In the case of Bidvest Protea Coin (Pty) Ltd v South African Transport and Allied Workers Union and Others  (2023) 32 LAC 1.11.12 also reported at [2023] 3 BLLR 195 (LAC), the Employee was a security guard that was stationed at a casino. The Employee was instructed to escort a wanted man to an interview room, where the man was informed that there was a warrant issued for his arrest and that he needed to remain in the room until the police arrived.

The wanted man decided to leave, and the Employee followed him to his car without calling for any backup. The wanted man was able to escape before the police arrived. The Employee was dismissed for failing to comply with an instruction and for insubordination. During the Arbitration, the Employee stated that he was unaware he had the power to arrest the wanted man. The Commissioner ruled the dismissal was unfair as the Employer did not prove that the Employee had been given an instruction.

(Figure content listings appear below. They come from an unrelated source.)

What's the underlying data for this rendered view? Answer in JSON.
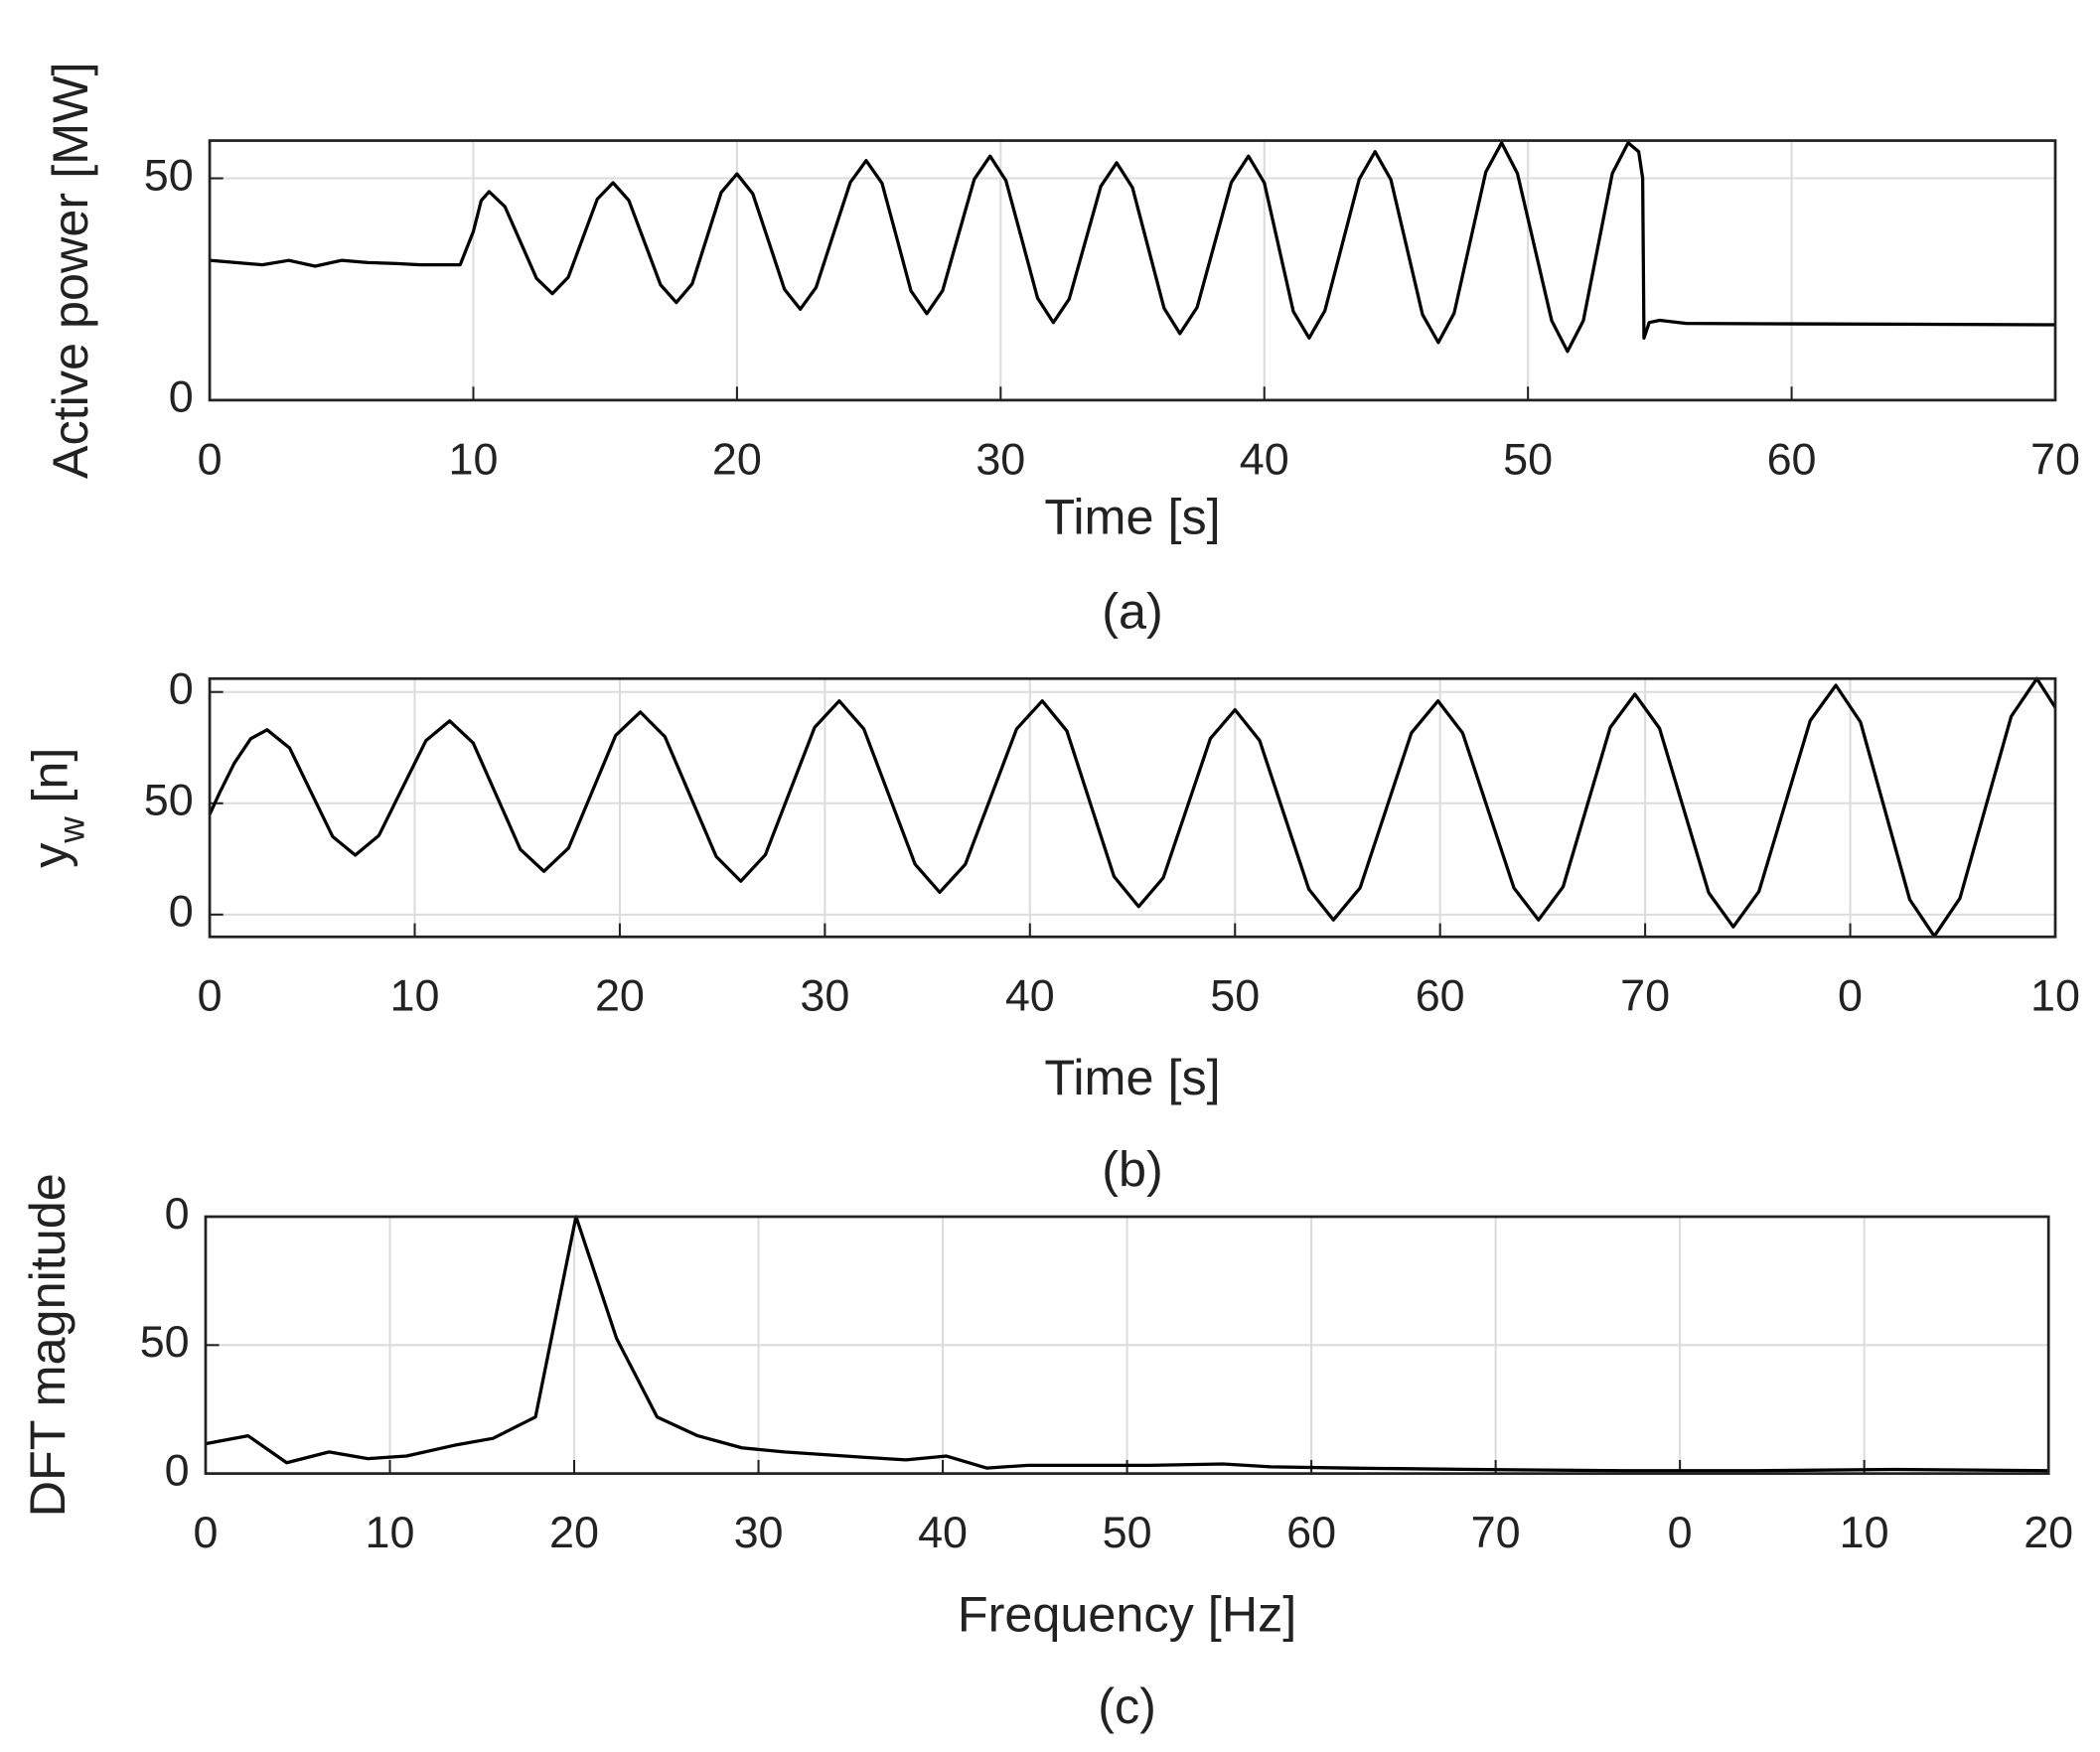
{
  "chart_data": [
    {
      "type": "line",
      "title": "(a)",
      "xlabel": "Time [s]",
      "ylabel": "Active power [MW]",
      "color": "#000000",
      "grid": true,
      "xlim": [
        0,
        70
      ],
      "xticks": [
        0,
        10,
        20,
        30,
        40,
        50,
        60,
        70
      ],
      "ylim": [
        0,
        58.5
      ],
      "yticks": [
        0,
        50
      ],
      "x": [
        0,
        1,
        2,
        3,
        4,
        5,
        6,
        7,
        8,
        9.5,
        10,
        10.3,
        10.6,
        11.2,
        11.8,
        12.4,
        13,
        13.6,
        14.15,
        14.7,
        15.3,
        15.9,
        16.5,
        17.1,
        17.7,
        18.3,
        18.85,
        19.4,
        20,
        20.6,
        21.2,
        21.8,
        22.4,
        23,
        23.65,
        24.3,
        24.9,
        25.5,
        26.05,
        26.6,
        27.2,
        27.8,
        28.4,
        29,
        29.6,
        30.2,
        30.8,
        31.4,
        32,
        32.6,
        33.2,
        33.8,
        34.4,
        35,
        35.6,
        36.2,
        36.8,
        37.45,
        38.1,
        38.75,
        39.4,
        40,
        40.55,
        41.1,
        41.7,
        42.3,
        42.95,
        43.6,
        44.2,
        44.8,
        45.4,
        46,
        46.6,
        47.2,
        47.8,
        48.4,
        49,
        49.6,
        50.25,
        50.9,
        51.5,
        52.1,
        52.65,
        53.2,
        53.8,
        54.2,
        54.35,
        54.4,
        54.6,
        55,
        56,
        60,
        65,
        70
      ],
      "values": [
        31.5,
        31,
        30.5,
        31.5,
        30.2,
        31.5,
        31,
        30.8,
        30.5,
        30.5,
        38,
        45,
        47,
        43.6,
        35.5,
        27.4,
        24,
        27.7,
        36.5,
        45.3,
        49,
        45,
        35.5,
        26,
        22,
        26.2,
        36.5,
        46.8,
        51,
        46.5,
        35.8,
        25,
        20.5,
        25.4,
        37.3,
        49.1,
        54,
        48.9,
        36.8,
        24.6,
        19.5,
        24.7,
        37.3,
        49.8,
        55,
        49.5,
        36.3,
        23,
        17.5,
        22.8,
        35.5,
        48.2,
        53.5,
        47.9,
        34.3,
        20.7,
        15,
        20.9,
        35,
        49.1,
        55,
        49,
        34.5,
        20,
        14,
        20.2,
        35,
        49.8,
        56,
        49.7,
        34.5,
        19.3,
        13,
        19.6,
        35.5,
        51.4,
        58,
        51.1,
        34.5,
        17.9,
        11,
        17.9,
        34.5,
        51.1,
        58,
        56,
        50,
        14,
        17.5,
        18,
        17.3,
        17.2,
        17.1,
        17
      ]
    },
    {
      "type": "line",
      "title": "(b)",
      "xlabel": "Time [s]",
      "ylabel": "y",
      "ylabel_subscript": "w",
      "ylabel_suffix": "[n]",
      "color": "#000000",
      "grid": true,
      "xlim": [
        0,
        90
      ],
      "xticks": [
        0,
        10,
        20,
        30,
        40,
        50,
        60,
        70,
        {
          "value": 80,
          "label": "0"
        },
        {
          "value": 90,
          "label": "10"
        }
      ],
      "ylim": [
        -10,
        106
      ],
      "yticks": [
        0,
        50,
        {
          "value": 100,
          "label": "0"
        }
      ],
      "x": [
        0,
        0.5,
        1.2,
        2,
        2.8,
        3.9,
        4.95,
        6,
        7.1,
        8.25,
        9.4,
        10.55,
        11.7,
        12.85,
        14,
        15.15,
        16.3,
        17.5,
        18.65,
        19.8,
        21,
        22.2,
        23.45,
        24.7,
        25.9,
        27.1,
        28.3,
        29.5,
        30.7,
        31.9,
        33.15,
        34.4,
        35.6,
        36.85,
        38.1,
        39.35,
        40.6,
        41.8,
        42.95,
        44.1,
        45.3,
        46.5,
        47.65,
        48.8,
        50,
        51.2,
        52.4,
        53.6,
        54.8,
        56.1,
        57.35,
        58.6,
        59.9,
        61.1,
        62.35,
        63.6,
        64.8,
        66,
        67.15,
        68.3,
        69.5,
        70.7,
        71.9,
        73.1,
        74.3,
        75.55,
        76.8,
        78.05,
        79.3,
        80.5,
        81.7,
        82.9,
        84.1,
        85.35,
        86.6,
        87.85,
        89.1,
        90
      ],
      "values": [
        45,
        55,
        68,
        79,
        83,
        74.8,
        54.9,
        35,
        26.7,
        35.5,
        56.9,
        78.2,
        87,
        77.1,
        53.2,
        29.3,
        19.4,
        29.9,
        55.2,
        80.5,
        91,
        79.9,
        53,
        26.1,
        15,
        26.9,
        55.5,
        84.1,
        96,
        83.4,
        53,
        22.6,
        10,
        22.6,
        53,
        83.4,
        96,
        82.5,
        49.8,
        17.1,
        3.6,
        16.5,
        47.8,
        79.1,
        92,
        78.2,
        44.8,
        11.4,
        -2.4,
        12,
        46.8,
        81.6,
        96,
        81.6,
        46.8,
        12,
        -2.4,
        12.5,
        48.3,
        84.1,
        99,
        83.7,
        46.8,
        9.8,
        -5.5,
        10.4,
        48.8,
        87.1,
        103,
        86.5,
        46.7,
        6.8,
        -9.7,
        7.3,
        48.2,
        89,
        106,
        93
      ]
    },
    {
      "type": "line",
      "title": "(c)",
      "xlabel": "Frequency [Hz]",
      "ylabel": "DFT magnitude",
      "color": "#000000",
      "grid": true,
      "xlim": [
        0,
        100
      ],
      "xticks": [
        0,
        10,
        20,
        30,
        40,
        50,
        60,
        70,
        {
          "value": 80,
          "label": "0"
        },
        {
          "value": 90,
          "label": "10"
        },
        {
          "value": 100,
          "label": "20"
        }
      ],
      "ylim": [
        0,
        100
      ],
      "yticks": [
        0,
        50,
        {
          "value": 100,
          "label": "0"
        }
      ],
      "x": [
        0,
        2.3,
        4.4,
        6.7,
        8.8,
        10.9,
        13.5,
        15.6,
        17.9,
        20.1,
        22.3,
        24.5,
        26.7,
        29.1,
        31.4,
        35.8,
        38,
        40.2,
        42.4,
        44.6,
        51.2,
        55.2,
        57.8,
        62.2,
        68.8,
        76.9,
        84.2,
        91.6,
        100
      ],
      "values": [
        11.6,
        14.7,
        4.2,
        8.4,
        5.8,
        6.8,
        11,
        13.7,
        22,
        100,
        52.6,
        22,
        14.7,
        10,
        8.4,
        6.3,
        5.3,
        6.8,
        2.1,
        3.2,
        3.2,
        3.7,
        2.6,
        2.1,
        1.6,
        1.1,
        1.1,
        1.6,
        1.1
      ]
    }
  ]
}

The Employer attempted to have the Arbitration Award set aside on review on the grounds that the Award was unreasonable and that the Commissioner had intervened in the proceedings to a degree which deterred the Employer from calling all its intended witnesses. However, the attempt to set the Award aside failed. The Court held that the Commissioner’s approach was not unfair or inappropriate. Both parties were afforded a fair hearing, and the Employer decided not to call its witness on its own accord. The Court went on to say that although the Employer was entitled to instruct the Employee to accompany the wanted man to the interview room, the Employee had no idea why he was doing so and was never instructed to arrest the wanted man. The wanted man, not being under arrest, was therefore entitled to leave. There was no evidence to show that the Employee was insubordinate, and it was held that the Commissioner’s finding that the dismissal was substantively unfair was reasonable.

Considering the above case, Employers must take caution and not hastily dismiss an Employee solely because the Employee did not follow a given instruction. The Employer must take into consideration the reasonableness of that instruction and whether they have evidence of giving the said instruction to the Employee.